Бесстрастное лицо, глаза устремлены выше последних лож, приглушенный голос. Его просят прочесть стихи о России. «Это все — о России», — отвечает он.

Лицо его хранит отпечаток суровой красоты:

Я и сам ведь не такой — не прежний, Недоступный, гордый, чистый, злой.

Он читает «Музу», «На поле Куликовом», «Стихи о Прекрасной Даме», но словно забывает о «Двенадцати», и когда просят прочесть поэму, его лицо искажает мучительная судорога.

Его болезнь усиливается, врачи прекрасно понимают природу психического расстройства, с которым отчаянно борется Блок. «Я оглох», — твердит он. Он больше не слышит «музыки революции», он уже не слышит никакой музыки. Кто-то другой, возможно, сказал бы: «Я больше не чувствую красоты, у меня иссякла вера».

В мае 1921 года он в последний раз едет в Москву; но он очень болен, ему трудно ходить и дышать, и он счастлив, когда после многочисленных ходатайств добивается разрешения взять такси, чтобы доехать до вокзала. Он почти ни с кем не видится, литературные вечера его утомляют. У него болит нога, и он вынужден ходить с палкой. Пальцы у него забинтованы. Однажды, перечитывая стихи «Как страшно мертвецу среди людей», он сказал: «Это обо мне. А я и не знал!»

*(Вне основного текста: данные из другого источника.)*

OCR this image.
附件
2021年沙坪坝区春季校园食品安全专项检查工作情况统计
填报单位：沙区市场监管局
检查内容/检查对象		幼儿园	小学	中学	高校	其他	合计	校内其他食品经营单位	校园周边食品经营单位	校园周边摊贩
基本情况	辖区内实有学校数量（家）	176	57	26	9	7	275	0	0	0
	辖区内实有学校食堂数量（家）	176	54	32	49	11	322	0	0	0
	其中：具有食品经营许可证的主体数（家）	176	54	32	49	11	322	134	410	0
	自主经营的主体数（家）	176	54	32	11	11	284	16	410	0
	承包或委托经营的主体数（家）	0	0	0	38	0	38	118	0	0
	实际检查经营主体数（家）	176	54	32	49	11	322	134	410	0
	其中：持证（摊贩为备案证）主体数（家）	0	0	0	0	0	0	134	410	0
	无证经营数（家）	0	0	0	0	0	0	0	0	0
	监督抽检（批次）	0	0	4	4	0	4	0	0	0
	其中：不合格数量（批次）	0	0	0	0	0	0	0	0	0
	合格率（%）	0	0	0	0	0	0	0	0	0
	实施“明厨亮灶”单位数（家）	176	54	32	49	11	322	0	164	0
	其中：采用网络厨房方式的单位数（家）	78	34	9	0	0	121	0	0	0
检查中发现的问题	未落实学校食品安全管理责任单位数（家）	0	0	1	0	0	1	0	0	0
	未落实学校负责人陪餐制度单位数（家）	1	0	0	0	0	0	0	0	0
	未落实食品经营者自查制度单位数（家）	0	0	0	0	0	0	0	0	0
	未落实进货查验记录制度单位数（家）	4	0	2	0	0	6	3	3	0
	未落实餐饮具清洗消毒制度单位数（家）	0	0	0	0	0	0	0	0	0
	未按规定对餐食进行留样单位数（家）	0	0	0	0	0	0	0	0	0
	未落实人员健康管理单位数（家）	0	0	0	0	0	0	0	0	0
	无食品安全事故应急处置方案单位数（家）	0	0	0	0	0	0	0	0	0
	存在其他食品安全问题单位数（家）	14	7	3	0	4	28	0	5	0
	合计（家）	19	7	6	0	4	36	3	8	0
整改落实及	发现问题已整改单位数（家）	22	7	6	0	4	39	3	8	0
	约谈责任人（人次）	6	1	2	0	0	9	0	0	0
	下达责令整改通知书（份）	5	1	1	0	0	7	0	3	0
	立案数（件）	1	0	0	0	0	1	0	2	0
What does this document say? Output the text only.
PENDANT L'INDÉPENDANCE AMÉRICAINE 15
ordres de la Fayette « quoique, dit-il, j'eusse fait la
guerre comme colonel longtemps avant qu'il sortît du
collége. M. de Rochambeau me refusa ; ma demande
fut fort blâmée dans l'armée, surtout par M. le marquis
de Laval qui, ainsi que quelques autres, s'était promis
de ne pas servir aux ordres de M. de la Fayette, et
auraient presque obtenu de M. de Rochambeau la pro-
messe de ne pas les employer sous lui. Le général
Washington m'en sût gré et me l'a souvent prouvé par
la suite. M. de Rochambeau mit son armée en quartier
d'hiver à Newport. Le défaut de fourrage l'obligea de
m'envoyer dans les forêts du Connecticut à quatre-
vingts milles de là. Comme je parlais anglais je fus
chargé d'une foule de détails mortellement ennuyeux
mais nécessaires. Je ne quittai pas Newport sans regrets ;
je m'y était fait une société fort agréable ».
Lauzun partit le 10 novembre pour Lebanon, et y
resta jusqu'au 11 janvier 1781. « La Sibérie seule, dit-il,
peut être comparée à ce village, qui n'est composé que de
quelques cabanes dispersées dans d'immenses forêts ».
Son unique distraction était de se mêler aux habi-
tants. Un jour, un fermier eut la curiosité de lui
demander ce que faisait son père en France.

Кажется, что его больше ничто не трогает, все ему безразлично, он словно все время дремлет. Однажды его находят уснувшим на бульварной скамье; в другой раз с побледневшим лицом и неподвижным взглядом, неузнаваемый, он застывает посреди комнаты. Ему с трудом удается выйти из этого сомнамбулического состояния.

Вернувшись из Москвы, он уже не выходит из комнаты. Страдания его становятся невыносимыми; он не может лечь, лежа он задыхается. Когда боль стихает, длинные худые пальцы перелистывают рукопись «Возмездия», которую он правит и мечтает закончить. Этой весной он пишет последние страницы прозы «Ни сны, ни явь».

«Мужики, которые пели, принесли из Москвы сифилис и разнесли по всем деревням. Купец, чей луг косили, вовсе спился и с пьяных глаз сам поджег сенные сараи в своей усадьбе. Дьякон нарожал незаконных детей. У Федота в избе потолок совсем провалился, а Федот его не чинит. У нас старые стали умирать, а молодые стариться. Дядюшка мой стал говорить глупости, каких никогда еще не говорил. Я тоже на следующее утро пошел рубить старую сирень.

Сирень была столетняя, дворянская: кисти цветов негустые и голубоватые, а ствол такой, что топор еле берет. Я ее всю вырубил, а за ней — березовая роща. Я срубил и рощу, а за рощей — овраг. Из оврага мне уж ничего и не видно, кроме собственного дома над головой: он теперь стоит открытый всем ветрам и бурям. Если подкопаться под него, он упадет и накроет меня собой…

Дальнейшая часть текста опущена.